A tunnel of color-changing arches that light up and play music as you walk through them are taking over a pedestrian plaza in the Garment District this winter. Opening Wednesday, Jan. 9 along Broadway from West 37th to 38th streets, Iceberg is part interactive public art, and part lesson about how humans are changing our fragile Earth.
A musical Iceberg with a message on Broadway
To the casual observer, Iceberg will seem like an illuminated runway. The arches glow an ambient blue on their own, the metallic arches that make up Iceberg flash fuchsia lights in response to “warming up” as visitors pass beneath them — a musical light show you create simply by walking or running through it. And there’s certainly no more fitting place for an illuminated runway than the Garment District, which used to be the heart of the fashion industry in New York.
But like the giant glowing rabbits that took over Brookfield Place in 2016, the real purpose of the installation is a melancholy one. Iceberg has to do with global warming, representing the lifecycle of a glacier from when it breaks off into the Arctic Ocean to its slow melting while drifting south into warmer waters. The arches are divided into three tunnels representing different stages of the iceberg’s life, from the slow cracking sounds as the iceberg begins to break away to dripping water as it slowly melts before a symphony of chimes marks its arrival in the warmer waters of the coast inhabited by humans.

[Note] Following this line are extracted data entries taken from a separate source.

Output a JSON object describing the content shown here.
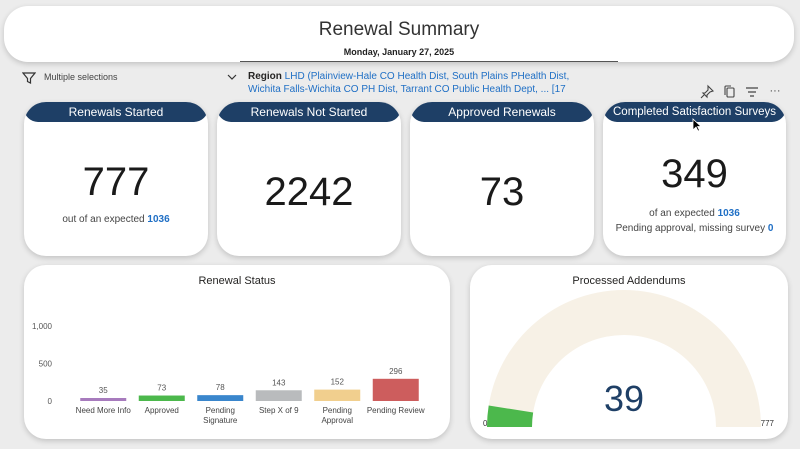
{
  "header": {
    "title": "Renewal Summary",
    "date": "Monday, January 27, 2025"
  },
  "filter": {
    "text": "Multiple selections",
    "icon": "funnel-icon"
  },
  "region": {
    "label": "Region",
    "value": "LHD (Plainview-Hale CO Health Dist, South Plains PHealth Dist, Wichita Falls-Wichita CO PH Dist, Tarrant CO Public Health Dept, ... [17"
  },
  "toolbar": {
    "icons": [
      "pin-icon",
      "copy-icon",
      "filter-icon",
      "more-options-icon"
    ],
    "more_label": "···"
  },
  "kpis": {
    "started": {
      "title": "Renewals Started",
      "value": "777",
      "sub_prefix": "out of an expected",
      "sub_value": "1036"
    },
    "not_started": {
      "title": "Renewals Not Started",
      "value": "2242"
    },
    "approved": {
      "title": "Approved Renewals",
      "value": "73"
    },
    "surveys": {
      "title": "Completed Satisfaction Surveys",
      "value": "349",
      "sub_prefix": "of an expected",
      "sub_value": "1036",
      "pending_prefix": "Pending approval, missing survey",
      "pending_value": "0"
    }
  },
  "colors": {
    "header_blue": "#1e3f66",
    "link_blue": "#1f6fc5",
    "gauge_fill": "#4cb84c",
    "gauge_track": "#f7f1e6",
    "gauge_value": "#1e3f66"
  },
  "chart_data": [
    {
      "type": "bar",
      "title": "Renewal Status",
      "categories": [
        "Need More Info",
        "Approved",
        "Pending Signature",
        "Step X of 9",
        "Pending Approval",
        "Pending Review"
      ],
      "category_lines": [
        [
          "Need More Info"
        ],
        [
          "Approved"
        ],
        [
          "Pending",
          "Signature"
        ],
        [
          "Step X of 9"
        ],
        [
          "Pending",
          "Approval"
        ],
        [
          "Pending Review"
        ]
      ],
      "values": [
        35,
        73,
        78,
        143,
        152,
        296
      ],
      "colors": [
        "#a77bbd",
        "#4cb84c",
        "#3a86cc",
        "#b9bbbd",
        "#f1cf8e",
        "#cd5d5d"
      ],
      "yticks": [
        0,
        500,
        1000
      ],
      "ytick_labels": [
        "0",
        "500",
        "1,000"
      ],
      "ylim": [
        0,
        1000
      ],
      "grid": false,
      "data_labels": true
    },
    {
      "type": "gauge",
      "title": "Processed Addendums",
      "value": 39,
      "value_label": "39",
      "min": 0,
      "max": 777,
      "min_label": "0",
      "max_label": "777"
    }
  ]
}
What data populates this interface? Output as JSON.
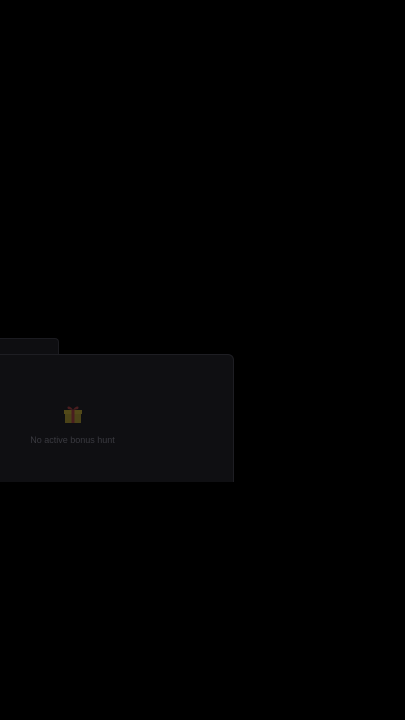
{
  "bonus_hunt": {
    "empty_message": "No active bonus hunt",
    "empty_icon": "gift-icon"
  },
  "colors": {
    "background": "#000000",
    "panel": "#0f0f12",
    "gift_box": "#8a7a20",
    "gift_ribbon": "#7a2a2a"
  }
}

The sounds and lights of each ice tunnel change depending on how quickly you walk through the tunnels — just like human activity has spurred climate change.
“This is an astonishing installation that transforms Broadway into a gleaming, interactive experience for pedestrians, while reinforcing an important environmental message,” says Barbara A. Blair, president of the Garment District Alliance, which brought Iceberg to New York. “Iceberg is a thought-provoking yet playful piece that serves as a profound reminder of the seriousness of climate change.”
How Iceberg came to New York
Iceberg was brought to New York by the nonprofit Garment District Alliance and created by Atomic3 and Appareil Architecture, with Jean-Sébastien Côté and Philippe Jean. It debuted in Montreal as part of the 2012 Luminothérapie festival, a wintertime exhibit of interactive light sculptures where the Garment District Alliance has borrowed from before.
Last winter, 7-foot-wide light cycles straight out of the movie Tron took over the same plaza, which visitors could power up by sitting inside them and pedaling. Curious to see what else they’re doing with light up in Canada? The 2019 Luminothérapie festival is going on now through Jan. 27.